There's a wee garden around the garage, with bamboo and Sally Holmes roses on the sunny side, and assorted shrubs on the shady side. This area started life with a name (the Dog Kennel Garden) and an intent (to be a rockery, complete with little conifers). But then Camellias, Phormiums, Pseudopanax, and Rhododendrons took over. Of course they would! I knew that...

The proper dog kennels are on the side of the Frisbee Lawn, shaded by the big gum tree, and facing the sun. I've built a small Lavender Garden around them, with Anemanthele grasses, Agapanthus, and Lavender shrubs nearby. A white-flowering Potato vine climbs up and over everything. A few ill-fated roses still struggle on underneath the towering gum tree.

 A very boring place to be!
Dogs in Kennels

The Allotment Garden is a later development : it's my name for a narrow strip of garden beds which run down the driveway behind the Leyland hedge. This was supposed to be a traditional edibles garden. Oops. Being super-sunny, I couldn't resist popping in a few roses. And then a few more, and so on. But it's been a difficult garden to maintain - there's no irrigation.

 On the fence-line in the Allotment Garden.
Roses Rambling Rector and Cornelia

The Frisbee Lawn itself continues to frustrate me.
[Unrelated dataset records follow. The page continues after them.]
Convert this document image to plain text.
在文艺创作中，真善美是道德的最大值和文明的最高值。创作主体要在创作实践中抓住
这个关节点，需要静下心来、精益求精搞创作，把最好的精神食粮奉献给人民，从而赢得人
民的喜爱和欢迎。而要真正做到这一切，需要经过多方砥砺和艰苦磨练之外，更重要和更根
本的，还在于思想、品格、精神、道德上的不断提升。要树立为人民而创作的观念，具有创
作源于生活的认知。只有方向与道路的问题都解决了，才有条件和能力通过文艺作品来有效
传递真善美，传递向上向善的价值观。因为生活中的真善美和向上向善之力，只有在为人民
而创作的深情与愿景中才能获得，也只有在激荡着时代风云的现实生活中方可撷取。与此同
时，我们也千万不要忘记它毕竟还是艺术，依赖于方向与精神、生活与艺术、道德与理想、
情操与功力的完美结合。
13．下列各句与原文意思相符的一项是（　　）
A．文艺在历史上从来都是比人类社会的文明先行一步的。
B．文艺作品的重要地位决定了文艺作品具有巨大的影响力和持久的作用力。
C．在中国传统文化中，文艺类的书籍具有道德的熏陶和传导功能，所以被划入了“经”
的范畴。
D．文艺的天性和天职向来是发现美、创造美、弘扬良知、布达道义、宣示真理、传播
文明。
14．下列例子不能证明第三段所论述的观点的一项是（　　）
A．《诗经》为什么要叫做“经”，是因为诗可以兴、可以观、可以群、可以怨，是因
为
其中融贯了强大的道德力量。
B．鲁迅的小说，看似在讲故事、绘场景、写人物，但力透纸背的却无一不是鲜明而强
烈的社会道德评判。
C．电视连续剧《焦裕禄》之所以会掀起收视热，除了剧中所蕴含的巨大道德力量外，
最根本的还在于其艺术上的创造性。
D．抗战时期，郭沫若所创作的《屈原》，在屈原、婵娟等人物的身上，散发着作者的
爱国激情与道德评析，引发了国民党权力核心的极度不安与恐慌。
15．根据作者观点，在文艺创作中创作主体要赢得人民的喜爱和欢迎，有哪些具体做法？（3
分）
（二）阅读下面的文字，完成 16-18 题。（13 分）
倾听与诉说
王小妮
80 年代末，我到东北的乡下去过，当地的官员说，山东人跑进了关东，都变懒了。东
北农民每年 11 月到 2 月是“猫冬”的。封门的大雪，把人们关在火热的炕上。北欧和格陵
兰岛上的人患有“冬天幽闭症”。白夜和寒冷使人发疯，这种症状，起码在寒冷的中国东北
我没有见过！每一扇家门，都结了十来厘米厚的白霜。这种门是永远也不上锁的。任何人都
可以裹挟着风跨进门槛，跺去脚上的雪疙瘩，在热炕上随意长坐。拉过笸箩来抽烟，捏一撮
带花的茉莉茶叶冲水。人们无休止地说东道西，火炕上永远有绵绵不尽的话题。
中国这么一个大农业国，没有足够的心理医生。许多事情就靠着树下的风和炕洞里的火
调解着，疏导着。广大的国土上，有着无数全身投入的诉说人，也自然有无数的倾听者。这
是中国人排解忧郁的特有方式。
Sometimes I'm tempted to plant the flat part of the lawn with trees, and the slope with tussocks and grasses. Then I see a dog rolling happily on the grass and I see reason.

 Scratching his back on the grass.
Roly Poly Rusty Dog

The Frisbee Lawn is a wonderful place for picnics, relaxing on garden benches, or soaking up some winter sunshine. And the dogs love their tennis balls being thrown down its grassy slope.